De eerste die in deze 46e finale de ton betreedt is niemand minder dan Berry Knapen. Berry staat voor de 7e keer in de finale en doet dit zijn nieuwe creatie als “D’n Ambtenaar van de Burgerlijke Stand”.  In zijn opening vertelt hij dat hij als zodanig prima in staat is de mooiste dag van een bruidspaar feilloos naar de kloten te helpen.  Dit geeft direct goed weer wat het publiek van hem kan verwachten: 20 minuten pure humor en klinkklare onzin samengepakt in een verhaal.  Zo vertelt hij dat het eerste bruidspaar dat hij trouwde er best gespannen uitzag maar dat dat gerust nog wel erger kon. Met de vraag aan de bruigom: “Goh, alweer hier?” lukte dat heel aardig. Als er getrouwd, komt het scheiden ook aan de orde: “mensen scheien tegenwoordig um un niks” en zijn eigenlijk nooit meer tevreden zo vertelt hij. Op humoristische wijze betrekt hij hierin het publiek: “Dat iedere vrouw een knappe man wil met ook nog eens veel geld is logisch”. Vervolgens richt hij zijn blik op een man in het publiek en gaat verder: “Dat dat geen realiteit is mag duidelijk zijn”. Ook de veranderingen in zijn baan van de laatste jaren als “trouwambtenaar”  komen ter sprake. Niet meer alleen maar trouwen  op het gemeentehuis maar ook op andere locaties zoals in een parenclub waar hij misschien maar beter toch niet naar toe had kunnen gaan. Bruidsparen in alle soorten: man/vrouw, man/man en vrouw/vrouw die vervolgens de meest uiteenlopende toespraken en opmerkingen van de ambtenaar te horen krijgen. Ook vertelt hij van de speciale ervaring zijn hertrouwende ex-vrouw te mogen trouwen. Een buitenkansje om haar eens goed op de hak te nemen. Kortom een geweldige buut waarmee hij het publiek tranen van het lachen bezorgt en uiteindelijk de titel weer wist te veroveren.
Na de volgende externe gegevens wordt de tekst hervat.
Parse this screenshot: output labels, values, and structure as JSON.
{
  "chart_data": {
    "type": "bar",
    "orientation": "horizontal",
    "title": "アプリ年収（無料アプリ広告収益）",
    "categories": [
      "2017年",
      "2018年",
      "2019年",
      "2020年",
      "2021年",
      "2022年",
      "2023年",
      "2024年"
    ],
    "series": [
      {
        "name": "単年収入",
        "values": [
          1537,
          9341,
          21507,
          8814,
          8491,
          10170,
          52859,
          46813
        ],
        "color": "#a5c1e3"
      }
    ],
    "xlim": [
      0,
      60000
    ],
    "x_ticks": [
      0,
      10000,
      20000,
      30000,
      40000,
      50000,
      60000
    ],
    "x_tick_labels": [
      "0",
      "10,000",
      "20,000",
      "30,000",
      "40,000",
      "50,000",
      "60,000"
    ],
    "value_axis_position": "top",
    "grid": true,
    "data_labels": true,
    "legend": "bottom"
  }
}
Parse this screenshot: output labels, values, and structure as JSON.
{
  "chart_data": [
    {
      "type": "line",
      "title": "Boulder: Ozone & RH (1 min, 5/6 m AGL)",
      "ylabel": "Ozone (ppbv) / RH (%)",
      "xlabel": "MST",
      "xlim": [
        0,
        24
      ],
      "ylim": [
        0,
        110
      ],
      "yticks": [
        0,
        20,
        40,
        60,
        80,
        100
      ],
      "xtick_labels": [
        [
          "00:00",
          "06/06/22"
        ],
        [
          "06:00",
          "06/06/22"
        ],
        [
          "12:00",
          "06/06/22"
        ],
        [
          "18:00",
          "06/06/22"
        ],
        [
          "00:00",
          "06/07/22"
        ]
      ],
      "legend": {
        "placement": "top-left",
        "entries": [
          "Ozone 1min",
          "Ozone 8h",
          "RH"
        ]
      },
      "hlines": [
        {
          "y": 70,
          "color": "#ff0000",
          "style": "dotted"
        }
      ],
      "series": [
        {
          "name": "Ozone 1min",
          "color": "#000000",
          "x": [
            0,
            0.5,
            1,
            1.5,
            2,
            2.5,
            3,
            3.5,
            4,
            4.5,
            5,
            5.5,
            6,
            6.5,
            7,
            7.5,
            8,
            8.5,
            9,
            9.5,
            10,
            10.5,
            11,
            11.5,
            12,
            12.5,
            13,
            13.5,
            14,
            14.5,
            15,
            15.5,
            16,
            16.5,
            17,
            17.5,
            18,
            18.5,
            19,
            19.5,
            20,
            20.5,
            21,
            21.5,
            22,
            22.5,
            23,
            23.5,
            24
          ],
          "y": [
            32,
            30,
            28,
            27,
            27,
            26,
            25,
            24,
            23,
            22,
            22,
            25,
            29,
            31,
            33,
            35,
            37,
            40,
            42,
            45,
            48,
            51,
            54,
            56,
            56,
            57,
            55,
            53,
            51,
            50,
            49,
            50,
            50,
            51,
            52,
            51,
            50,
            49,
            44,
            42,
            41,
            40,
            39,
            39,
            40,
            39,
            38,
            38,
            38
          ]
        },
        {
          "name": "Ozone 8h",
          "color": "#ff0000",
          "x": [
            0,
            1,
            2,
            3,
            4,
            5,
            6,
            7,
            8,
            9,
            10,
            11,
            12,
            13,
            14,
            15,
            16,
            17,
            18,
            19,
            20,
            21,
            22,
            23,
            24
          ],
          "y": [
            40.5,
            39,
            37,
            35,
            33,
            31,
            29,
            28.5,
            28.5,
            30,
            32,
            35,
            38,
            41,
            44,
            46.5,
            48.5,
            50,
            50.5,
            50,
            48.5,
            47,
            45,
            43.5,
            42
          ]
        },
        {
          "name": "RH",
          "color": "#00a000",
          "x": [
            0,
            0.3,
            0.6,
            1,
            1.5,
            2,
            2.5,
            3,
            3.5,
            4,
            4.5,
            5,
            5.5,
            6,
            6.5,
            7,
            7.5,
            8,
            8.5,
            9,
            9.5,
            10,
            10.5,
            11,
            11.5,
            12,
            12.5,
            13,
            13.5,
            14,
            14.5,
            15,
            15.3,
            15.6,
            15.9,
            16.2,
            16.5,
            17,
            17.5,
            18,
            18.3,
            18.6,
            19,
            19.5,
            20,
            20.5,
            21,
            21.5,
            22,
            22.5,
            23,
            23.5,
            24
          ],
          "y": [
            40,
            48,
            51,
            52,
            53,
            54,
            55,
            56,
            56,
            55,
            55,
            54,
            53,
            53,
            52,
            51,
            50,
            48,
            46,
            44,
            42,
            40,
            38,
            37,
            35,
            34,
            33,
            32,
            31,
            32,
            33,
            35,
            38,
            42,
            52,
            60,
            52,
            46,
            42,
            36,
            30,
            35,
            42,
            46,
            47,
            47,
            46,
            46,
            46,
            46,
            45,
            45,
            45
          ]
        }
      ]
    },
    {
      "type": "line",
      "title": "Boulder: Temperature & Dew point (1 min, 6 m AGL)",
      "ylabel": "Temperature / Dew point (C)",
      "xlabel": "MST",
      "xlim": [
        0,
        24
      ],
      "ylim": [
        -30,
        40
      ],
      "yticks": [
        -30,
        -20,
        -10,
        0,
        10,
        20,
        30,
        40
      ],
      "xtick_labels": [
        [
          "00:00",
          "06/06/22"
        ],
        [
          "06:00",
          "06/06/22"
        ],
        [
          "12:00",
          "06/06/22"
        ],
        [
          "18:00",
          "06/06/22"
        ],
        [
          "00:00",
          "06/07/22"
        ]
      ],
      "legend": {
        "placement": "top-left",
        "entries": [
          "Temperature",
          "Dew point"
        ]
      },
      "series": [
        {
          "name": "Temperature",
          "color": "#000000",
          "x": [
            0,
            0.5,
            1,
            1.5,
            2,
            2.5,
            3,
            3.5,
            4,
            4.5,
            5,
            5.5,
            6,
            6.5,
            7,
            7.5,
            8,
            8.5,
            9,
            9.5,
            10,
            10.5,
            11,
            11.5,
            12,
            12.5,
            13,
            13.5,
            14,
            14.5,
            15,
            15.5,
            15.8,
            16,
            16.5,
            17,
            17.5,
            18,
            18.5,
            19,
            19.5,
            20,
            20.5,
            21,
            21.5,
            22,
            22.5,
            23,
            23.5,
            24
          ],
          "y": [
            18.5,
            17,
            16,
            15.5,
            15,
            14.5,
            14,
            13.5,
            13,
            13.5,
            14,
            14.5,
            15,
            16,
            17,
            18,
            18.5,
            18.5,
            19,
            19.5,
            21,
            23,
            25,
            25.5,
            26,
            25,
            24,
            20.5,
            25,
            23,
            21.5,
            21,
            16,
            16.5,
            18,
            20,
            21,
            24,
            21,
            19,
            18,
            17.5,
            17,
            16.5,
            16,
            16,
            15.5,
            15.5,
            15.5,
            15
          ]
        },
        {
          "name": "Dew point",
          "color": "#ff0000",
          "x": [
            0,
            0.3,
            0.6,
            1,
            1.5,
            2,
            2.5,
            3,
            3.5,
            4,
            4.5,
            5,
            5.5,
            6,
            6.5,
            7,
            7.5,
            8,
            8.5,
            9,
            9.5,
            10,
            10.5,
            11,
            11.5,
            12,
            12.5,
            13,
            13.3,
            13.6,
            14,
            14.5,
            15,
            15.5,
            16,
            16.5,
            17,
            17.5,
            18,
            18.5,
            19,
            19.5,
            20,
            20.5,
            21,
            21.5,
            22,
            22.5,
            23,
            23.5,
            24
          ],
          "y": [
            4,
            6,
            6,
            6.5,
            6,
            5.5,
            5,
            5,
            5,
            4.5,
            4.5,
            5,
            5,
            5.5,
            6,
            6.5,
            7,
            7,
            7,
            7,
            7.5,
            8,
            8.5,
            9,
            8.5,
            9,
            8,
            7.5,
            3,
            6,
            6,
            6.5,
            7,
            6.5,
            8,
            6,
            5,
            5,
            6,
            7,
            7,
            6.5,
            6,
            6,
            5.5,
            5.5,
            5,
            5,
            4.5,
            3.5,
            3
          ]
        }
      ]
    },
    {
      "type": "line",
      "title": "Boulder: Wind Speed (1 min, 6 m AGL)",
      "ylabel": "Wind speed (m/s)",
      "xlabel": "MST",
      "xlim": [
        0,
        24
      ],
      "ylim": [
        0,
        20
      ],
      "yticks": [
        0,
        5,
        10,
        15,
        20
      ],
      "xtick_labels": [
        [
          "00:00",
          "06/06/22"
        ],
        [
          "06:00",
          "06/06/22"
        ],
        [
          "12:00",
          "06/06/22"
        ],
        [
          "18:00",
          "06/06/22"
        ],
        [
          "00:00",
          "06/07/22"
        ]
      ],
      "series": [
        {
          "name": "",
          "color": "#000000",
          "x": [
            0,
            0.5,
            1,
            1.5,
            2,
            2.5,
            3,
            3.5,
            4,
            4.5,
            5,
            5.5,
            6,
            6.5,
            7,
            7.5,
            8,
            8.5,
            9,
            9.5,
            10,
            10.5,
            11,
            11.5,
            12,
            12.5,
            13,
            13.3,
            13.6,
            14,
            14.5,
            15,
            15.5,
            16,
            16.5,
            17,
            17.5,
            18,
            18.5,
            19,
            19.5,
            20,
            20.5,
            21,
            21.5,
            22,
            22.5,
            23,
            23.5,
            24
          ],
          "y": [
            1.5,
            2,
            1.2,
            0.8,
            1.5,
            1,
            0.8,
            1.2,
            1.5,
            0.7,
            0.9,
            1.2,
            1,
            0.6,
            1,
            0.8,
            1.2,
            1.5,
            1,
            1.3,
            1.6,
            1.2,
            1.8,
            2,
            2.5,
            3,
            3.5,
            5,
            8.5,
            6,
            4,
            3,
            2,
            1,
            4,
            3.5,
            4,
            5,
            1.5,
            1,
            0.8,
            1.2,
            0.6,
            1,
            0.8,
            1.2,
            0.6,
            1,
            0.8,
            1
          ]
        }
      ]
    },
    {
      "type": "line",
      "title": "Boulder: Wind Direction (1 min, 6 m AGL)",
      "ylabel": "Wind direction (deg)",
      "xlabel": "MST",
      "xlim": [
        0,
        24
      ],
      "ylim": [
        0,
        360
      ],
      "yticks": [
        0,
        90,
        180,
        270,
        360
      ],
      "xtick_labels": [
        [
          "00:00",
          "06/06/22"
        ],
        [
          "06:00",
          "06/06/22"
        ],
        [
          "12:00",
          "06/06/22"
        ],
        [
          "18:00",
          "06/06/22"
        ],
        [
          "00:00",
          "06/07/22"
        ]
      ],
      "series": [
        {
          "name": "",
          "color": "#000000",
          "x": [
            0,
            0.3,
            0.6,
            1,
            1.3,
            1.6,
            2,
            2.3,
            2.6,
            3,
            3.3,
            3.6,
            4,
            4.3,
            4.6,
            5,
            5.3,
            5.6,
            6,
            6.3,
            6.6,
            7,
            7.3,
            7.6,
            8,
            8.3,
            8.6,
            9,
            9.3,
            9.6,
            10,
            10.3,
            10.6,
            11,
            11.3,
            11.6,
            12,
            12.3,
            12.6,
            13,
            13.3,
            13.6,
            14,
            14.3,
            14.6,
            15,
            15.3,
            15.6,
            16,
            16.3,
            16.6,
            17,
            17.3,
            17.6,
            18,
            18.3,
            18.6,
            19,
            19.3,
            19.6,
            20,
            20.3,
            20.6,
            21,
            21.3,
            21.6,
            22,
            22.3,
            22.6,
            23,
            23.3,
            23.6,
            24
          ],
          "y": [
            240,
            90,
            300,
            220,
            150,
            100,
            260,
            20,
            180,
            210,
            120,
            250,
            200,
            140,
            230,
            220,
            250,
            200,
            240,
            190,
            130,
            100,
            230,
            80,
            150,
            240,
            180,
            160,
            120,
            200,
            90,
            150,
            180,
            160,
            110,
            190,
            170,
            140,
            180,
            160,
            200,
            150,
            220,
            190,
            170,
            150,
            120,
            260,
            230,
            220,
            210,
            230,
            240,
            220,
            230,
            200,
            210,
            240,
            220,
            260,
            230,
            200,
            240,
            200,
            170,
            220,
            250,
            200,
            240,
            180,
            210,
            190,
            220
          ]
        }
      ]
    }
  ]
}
 Berry Knapen als  “D’n Ambtenaar van de Burgerlijke Stand”

 

De 2e finalist, die aan zijn 10e finale begint,  is Ton Brekelmans  uit Udenhout. Zijn creatie is “Toontje de Snotpin”. Hoewel hij zelf vertelt de knapste van 16 kinderen te zijn, ziet Toontje met  grote oren, een stevige bril en een bebloede hoofdbandage  er al behoorlijk aandoenlijk en niet echt snugger uit. Zijn verhaal zet dit nog eens wat dikker aan. Hij vertelt van het gezin waarin hij als nakomertje opgroeit, zijn vader en moeder, zijn geboorte, het geboortekaartje met teksten als “met oprechte deelneming” en “met tegenvallende vreugde” om aan te geven hoe welkom hij was. Dat hij er zo bebloed uit ziet was te wijten aan een mug (moeder had meerdere slagen met de pollepel nodig om het beestje te raken). Groot feest is het binnenkort als hij zijn 12,5 jarig jubileum op de kleuterschool viert. Ook de schoolcarrière en de schooljuf komen in het verhaal voorbij. Een enorm knap stukje vertelwerk komt voorbij als Toontje het antwoord oplepelt dat zijn boze vader gaf aan zijn baas door wie hij ontslagen werd. Een complete waterval aan moeilijke woorden die allemaal passend uitdrukken/simuleren dat  vader van hoog intelligentieniveau was.  Een prima buut die door de jury echter net niet met een podiumplaats werd gewaardeerd.

 

Ton Brekelmans als “Toontje de Snotpin”

 

Als 3e betreedt Ivo van Rossum uit Gemert de ton. Hij is debutant in de finale en komt  in de creatie van “Bennie Zat”. Het verhaal van een dronkenlap. Van begin tot eind geen moment stilstaand en steeds met een goede mimiek. Al vroeg in zijn buut komt zijn vriendin ofwel “Ons Mieke” aan bod en die in de buut min of meer  de rode draad vormt. Bennie gaat voor haar boodschappen voor het eten doen. Zijn tocht gaat via de supermarkt en …. het café en na vele biertjes komt hij uiteindelijk weer thuis aan. Ondertussen zijn in het verhaal de nodige grappen voorbijgekomen over slakken waarin naar voren kwam dat Bennie met slakken toch niet praatte en Poolse slakken om minder huisvesting vragen. Bij thuiskomst komt het voorgerecht op tafel: “hanensoep” ofwel kippensoep met ballen. Na het eten het toetje op de slaapkamer. Het gevolg daarvan is een vervolgbezoek aan een ander café, ook weer met een aantal grappen en situaties. Na het cafébezoek een onderhoud met een politieagent die hem  ’s nachts om drie uur staande houdt. Bennie vertelt hem op weg te zijn naar een lezing over alcoholmisbruik en het effect daarvan op het menselijk lichaam.  Die lezing wordt uiteraard verzorgd door Mieke. Eenmaal thuis  nog een bizar verhaal waarbij hij per abuis zijn ouders, die op bezoek waren en zijn blijven slapen, het bed en het leven uit knuppelt. Kortom een echte dronkemansbuut die door de jury met de 4e plaats beloond werd.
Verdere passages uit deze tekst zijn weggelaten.